Murphy: The pandemic did not create the inequities, but it’s laid them there – public health, job opportunity, housing, education, you name it. And as we recover, and we are recovering, it’s going to be very important to not just get back to where we were when this thing started but to take the state to a place it’s never been before.”
“It’s investments in education in all communities at a record level. It’s investment in more affordable housing which has been a hallmark of our budget. Finding ways to doggedly reduce those gaps, both with money and with programs and policy has been a front and center priority from day one for us and will continue to be.”
Question: New Jersey reports an estimated 425,000 undocumented immigrants, many of whom have been excluded from federal aid, especially during the pandemic. What’s your plan to ensure that hard-working immigrants, most of whom pay taxes, will find a path to public benefit? What is your position on immigration reform?
Murphy: “Four or five months ago, we were able to put a package of $40 million together to go to persons previously excluded from any other federal COVID-19 support. And that was largely not entirely but largely undocumented brothers and sisters. I’m committed to working to find more resources. And I would hope that in the legislative session after the upcoming election, there can be action taken at the state level that can that can grow that number.”

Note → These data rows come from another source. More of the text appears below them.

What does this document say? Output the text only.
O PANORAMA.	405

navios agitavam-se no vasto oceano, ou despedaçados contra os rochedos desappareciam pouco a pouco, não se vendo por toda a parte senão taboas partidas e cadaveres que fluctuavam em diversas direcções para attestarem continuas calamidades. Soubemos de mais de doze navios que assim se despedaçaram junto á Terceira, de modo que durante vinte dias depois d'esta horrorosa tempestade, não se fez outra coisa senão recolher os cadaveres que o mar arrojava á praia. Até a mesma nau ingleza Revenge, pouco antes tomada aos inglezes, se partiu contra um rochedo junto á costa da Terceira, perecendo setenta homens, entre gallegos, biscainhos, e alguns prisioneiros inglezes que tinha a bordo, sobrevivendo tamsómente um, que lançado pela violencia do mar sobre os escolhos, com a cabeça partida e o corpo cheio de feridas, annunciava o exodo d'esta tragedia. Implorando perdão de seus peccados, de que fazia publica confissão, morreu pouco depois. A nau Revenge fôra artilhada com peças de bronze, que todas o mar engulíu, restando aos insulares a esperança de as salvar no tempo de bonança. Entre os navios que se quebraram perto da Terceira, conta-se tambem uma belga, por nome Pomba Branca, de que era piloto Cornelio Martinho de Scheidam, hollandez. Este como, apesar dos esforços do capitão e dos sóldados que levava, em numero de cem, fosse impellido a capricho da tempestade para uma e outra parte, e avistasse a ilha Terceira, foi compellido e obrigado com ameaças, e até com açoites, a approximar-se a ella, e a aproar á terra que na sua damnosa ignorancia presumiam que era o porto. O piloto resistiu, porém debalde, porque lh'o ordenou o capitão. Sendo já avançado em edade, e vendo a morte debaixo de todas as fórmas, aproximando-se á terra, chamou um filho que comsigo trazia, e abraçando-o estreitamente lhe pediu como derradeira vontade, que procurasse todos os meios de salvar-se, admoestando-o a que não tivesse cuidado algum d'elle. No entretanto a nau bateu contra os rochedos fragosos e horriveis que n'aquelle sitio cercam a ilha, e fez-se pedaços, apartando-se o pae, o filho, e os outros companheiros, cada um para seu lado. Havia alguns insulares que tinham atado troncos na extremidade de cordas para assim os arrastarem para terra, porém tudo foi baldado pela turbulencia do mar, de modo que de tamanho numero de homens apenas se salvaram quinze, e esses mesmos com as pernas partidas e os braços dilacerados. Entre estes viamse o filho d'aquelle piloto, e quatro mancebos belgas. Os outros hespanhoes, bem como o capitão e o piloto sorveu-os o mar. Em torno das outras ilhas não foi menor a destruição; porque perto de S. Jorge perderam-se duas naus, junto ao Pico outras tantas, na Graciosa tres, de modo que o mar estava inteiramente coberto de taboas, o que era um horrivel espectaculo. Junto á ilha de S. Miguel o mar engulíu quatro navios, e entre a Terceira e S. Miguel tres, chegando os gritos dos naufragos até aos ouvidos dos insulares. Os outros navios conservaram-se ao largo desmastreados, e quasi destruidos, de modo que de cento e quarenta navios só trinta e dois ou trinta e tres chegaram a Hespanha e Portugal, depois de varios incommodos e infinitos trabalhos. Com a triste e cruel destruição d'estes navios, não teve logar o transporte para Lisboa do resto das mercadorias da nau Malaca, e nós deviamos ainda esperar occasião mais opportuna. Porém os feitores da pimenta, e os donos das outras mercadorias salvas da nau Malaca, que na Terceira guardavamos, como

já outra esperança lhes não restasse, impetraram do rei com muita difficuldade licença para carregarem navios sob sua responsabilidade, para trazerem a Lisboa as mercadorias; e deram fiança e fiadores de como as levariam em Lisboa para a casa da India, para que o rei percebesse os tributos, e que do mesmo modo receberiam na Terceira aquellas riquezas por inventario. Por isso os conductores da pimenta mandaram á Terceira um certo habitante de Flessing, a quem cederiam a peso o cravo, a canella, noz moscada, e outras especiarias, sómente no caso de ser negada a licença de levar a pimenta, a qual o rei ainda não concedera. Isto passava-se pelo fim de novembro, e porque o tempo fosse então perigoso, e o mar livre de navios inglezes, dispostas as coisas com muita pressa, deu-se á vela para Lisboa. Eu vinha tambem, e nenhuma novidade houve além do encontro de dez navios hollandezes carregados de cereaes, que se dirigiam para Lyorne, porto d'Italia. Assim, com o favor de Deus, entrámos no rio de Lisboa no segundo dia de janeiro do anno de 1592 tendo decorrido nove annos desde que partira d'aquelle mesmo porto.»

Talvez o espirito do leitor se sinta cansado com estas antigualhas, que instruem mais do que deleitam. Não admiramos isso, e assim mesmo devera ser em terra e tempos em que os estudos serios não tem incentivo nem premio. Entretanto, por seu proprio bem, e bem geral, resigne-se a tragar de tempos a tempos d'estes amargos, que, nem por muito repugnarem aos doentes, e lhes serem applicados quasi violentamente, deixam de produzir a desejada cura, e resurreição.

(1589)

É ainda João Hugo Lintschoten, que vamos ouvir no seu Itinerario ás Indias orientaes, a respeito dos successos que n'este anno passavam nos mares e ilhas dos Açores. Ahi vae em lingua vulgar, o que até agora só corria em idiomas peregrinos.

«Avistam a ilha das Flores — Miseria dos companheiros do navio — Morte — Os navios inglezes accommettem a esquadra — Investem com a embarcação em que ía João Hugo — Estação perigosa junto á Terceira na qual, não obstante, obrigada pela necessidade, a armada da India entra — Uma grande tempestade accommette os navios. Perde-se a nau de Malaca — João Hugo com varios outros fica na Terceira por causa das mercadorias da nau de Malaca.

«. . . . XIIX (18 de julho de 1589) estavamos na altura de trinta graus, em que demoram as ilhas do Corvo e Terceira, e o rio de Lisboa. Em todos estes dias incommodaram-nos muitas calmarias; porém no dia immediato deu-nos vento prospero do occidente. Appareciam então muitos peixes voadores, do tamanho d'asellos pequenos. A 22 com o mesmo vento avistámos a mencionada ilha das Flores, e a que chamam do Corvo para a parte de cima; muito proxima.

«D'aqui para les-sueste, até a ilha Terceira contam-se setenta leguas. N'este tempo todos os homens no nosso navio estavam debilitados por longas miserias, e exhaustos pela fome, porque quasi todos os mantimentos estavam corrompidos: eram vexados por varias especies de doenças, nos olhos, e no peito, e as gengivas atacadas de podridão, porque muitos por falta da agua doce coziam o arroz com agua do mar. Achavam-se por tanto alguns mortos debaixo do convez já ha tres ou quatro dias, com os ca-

Question: Blacks, Hispanics and immigrants who live below the poverty line are more likely than white adults to report persistent symptoms of serious psychological distress, particularly in the time of pandemic. What will you do to reduce some of these barriers so immigrants and people of color can have easier access to mental health care?
Murphy: “There’s no question that mental health strains have been experienced at a far greater level due to the pandemic. And as you rightfully point, overwhelmingly in immigrant and communities of color and immigrant communities. But there are a number of different resources that the state has all of which are free of charge. However, we ought to be thinking even more broadly about more effectively getting that information to communities who we know are suffering at disproportionate rates. It could not be more important than right now and I’ll make sure we get that information out to everybody.”
Question: What are your plans to address housing discrimination and segregation against immigrants and people of color?
Murphy: “The biggest part of my answer is we must do our job which is to enforce the law. It’s one thing to have the right laws on the books. But it’s another to make sure they’re equally enforced up and down the state. If reporters or other citizens provide specific examples of the law being broken, we will take unscrupulous landlords to task.”
Question: New Jersey has nearly 150 ethnic and community media outlets serving immigrants and people of color. Some states, including California, have committed a substantial portion of their advertising and marketing budgets to ethnic media. Many of our outlets reach audiences which due to language and cultural barriers are harder to reach by your administration. Will you commit to doing the same thing in New Jersey?
Murphy: “I wouldn’t necessarily commit but it’s something I would absolutely consider. We do some of this already. Whether it’s in my government life, or in my political life, as I’m running for re-election, we engage with a lot of local organizations such as those represented during this press briefing. We do this with some regularity. But I believe your question illustrates a smart way to get to people. And frankly, in a more targeted, closer to the ground way than the larger media players, whether they be print radio, or television or digital. I like the concept and I will take this up with our colleagues.”